Она стояла перед зеркалом в своей комнате-клетушке, доводя до глянцевого блеска образ «Анжелики». Чёрное платье, обтягивающее, как вторая кожа, с глубоким вырезом на спине, который казался дерзким вызовом. Туфли на головокружительном каблуке, от которых ноги визуально становились бесконечными. Макияж – безупречный маскировочный щит: стрелки, удлиняющие разрез глаз, делающие его томным и немного надменным, и алые губы, обещающие грех, о котором так мечтали скучающие мужчины в дорогих костюмах. Она смотрела на своё отражение и не видела в нём ни капли той провинциальной девочки, когда-то сбежавшей в город своей мечты. Та девочка умерла. Её похоронили по очереди: Виктор, Егор, Арсений и бесконечная вереница безымянных клиентов. Теперь здесь была «Анжелика» – холодная, циничная, профессиональная.
«Анжелика» не чувствовала. Она работала.
Заказ поступил через премиум-службу, с пометкой «срочно, очень важная персона». Адрес, время, дресс-код – «вечерний, безупречный». И сумма, от которой на секунду перехватило дыхание даже у неё, уже привыкшей к большим деньгам. Этой ночью она должна была составить компанию некому важному гостю города, бизнесмену из Москвы, который желал провести время в приятной женской компании в атмосферном месте.
Такси плавно подкатило к подъезду «Эйдоса». Швейцар, величественный, как монумент, открыл дверь, его лицо не выразило ни единой эмоции. Его взгляд, быстрый и оценивающий, скользнул по ней, считывая код доступа – её внешний вид. Он прошёл проверку. Пропуск был получен.
Войдя внутрь, Юля на мгновение ослепла. После темноты питерской ночи клуб обрушился на неё водопадом света: хрустальные люстры, отражающиеся в полированном паркете, мерцание бокалов, золото в интерьерах. Воздух был густым и многокомпонентным: дорогой парфюм, смешанный с ароматом кожи кресел, дорогих сигар и чего-то неуловимого – запахом денег и власти. Приглушённая музыка – не назойливый техно, а живой джаз, исполняемый камерным трио на небольшой эстраде, – обволакивала, создавая иллюзию интимности посреди большого зала.
Её встретил менеджер – молодой человек с безупречными манерами и пустым взглядом.
– Мадемуазель Анжелика? – уточнил он, и она кивнула отработанным жестом. – Пожалуйста, за мной.
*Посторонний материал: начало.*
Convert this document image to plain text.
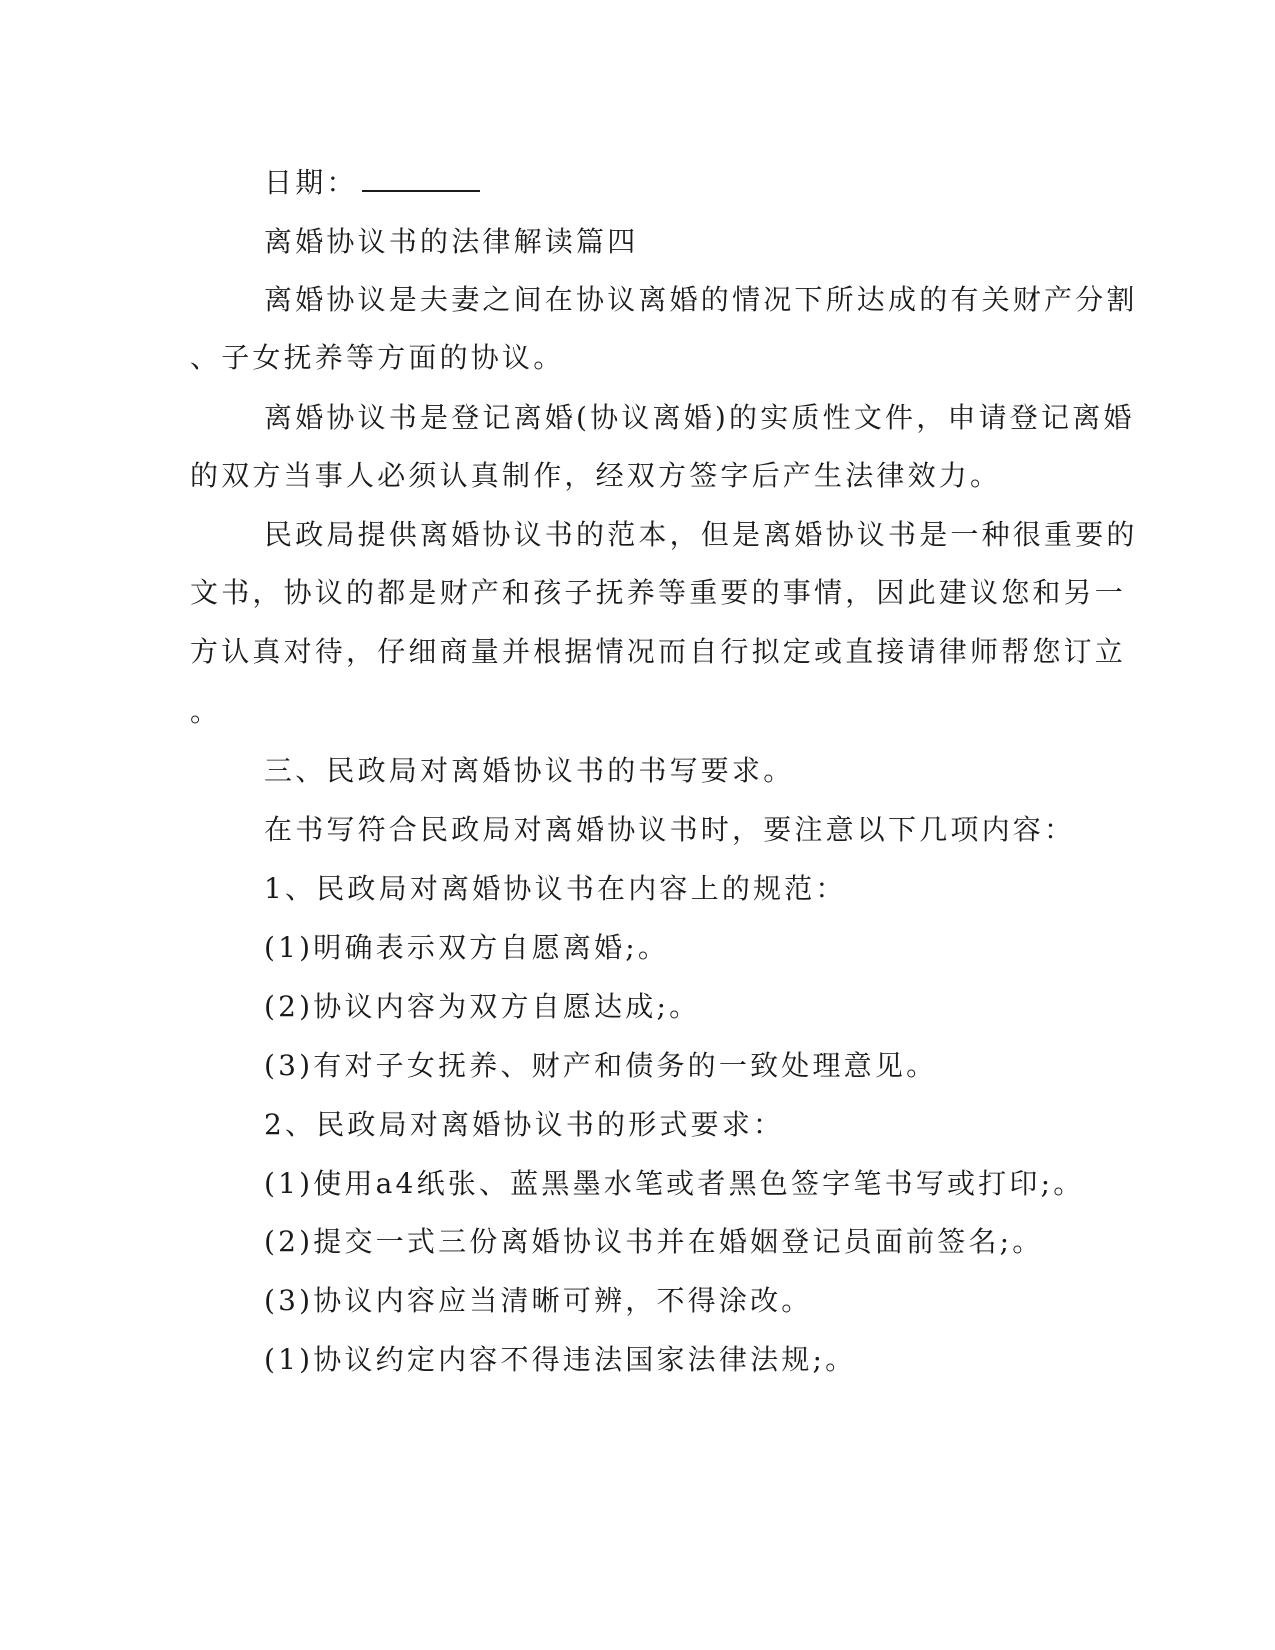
日期：
离婚协议书的法律解读篇四
离婚协议是夫妻之间在协议离婚的情况下所达成的有关财产分割
、子女抚养等方面的协议。
离婚协议书是登记离婚(协议离婚)的实质性文件，申请登记离婚
的双方当事人必须认真制作，经双方签字后产生法律效力。
民政局提供离婚协议书的范本，但是离婚协议书是一种很重要的
文书，协议的都是财产和孩子抚养等重要的事情，因此建议您和另一
方认真对待，仔细商量并根据情况而自行拟定或直接请律师帮您订立
。
三、民政局对离婚协议书的书写要求。
在书写符合民政局对离婚协议书时，要注意以下几项内容：
1、民政局对离婚协议书在内容上的规范：
(1)明确表示双方自愿离婚;。
(2)协议内容为双方自愿达成;。
(3)有对子女抚养、财产和债务的一致处理意见。
2、民政局对离婚协议书的形式要求：
(1)使用a4纸张、蓝黑墨水笔或者黑色签字笔书写或打印;。
(2)提交一式三份离婚协议书并在婚姻登记员面前签名;。
(3)协议内容应当清晰可辨，不得涂改。
(1)协议约定内容不得违法国家法律法规;。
Господин Борис уже ожидает.
Он повёл её через лабиринт залов, мимо столиков, за которыми сидели красивые, ухоженные люди. Они говорили негромко, смеялись сдержанно, их жесты были отточены и лишены суеты. Здесь все были на виду, но каждый существовал в своём собственном, герметичном мире. Юля чувствовала себя актрисой, вышедшей на самую главную сцену в своей жизни. Она двигалась плавно, её бедра ритмично покачивались в такт музыке, взгляд был томным и рассеянным, будто она искала кого-то в толпе, но на самом деле она никого не искала. Она работала.
Столик её клиента находился в уединённом углу, на небольшом возвышении, откуда открывался вид на весь зал. Борис оказался мужчиной лет пятидесяти, плотного телосложения, в дорогом, но безвкусно сидящем костюме. Его лицо выражало усталое довольство жизнью. Он оценил её взглядом, быстрым, как сканер, и одобрительно кивнул.
– Анжелика? Очень приятно. Садитесь, прошу вас. Закажите что-нибудь, – его голос был глуховатым, с лёгкой хрипотцой.
Она улыбнулась своей знаменитой «анжеликиной» улыбкой – томной, с обещанием и лёгкой недосягаемостью.
– Благодарю, Борис. Мне, пожалуйста, мохито, – сказала она бархатным, поставленным голосом, опускаясь на стул напротив него. Её движения были выверены, осанка – идеальна.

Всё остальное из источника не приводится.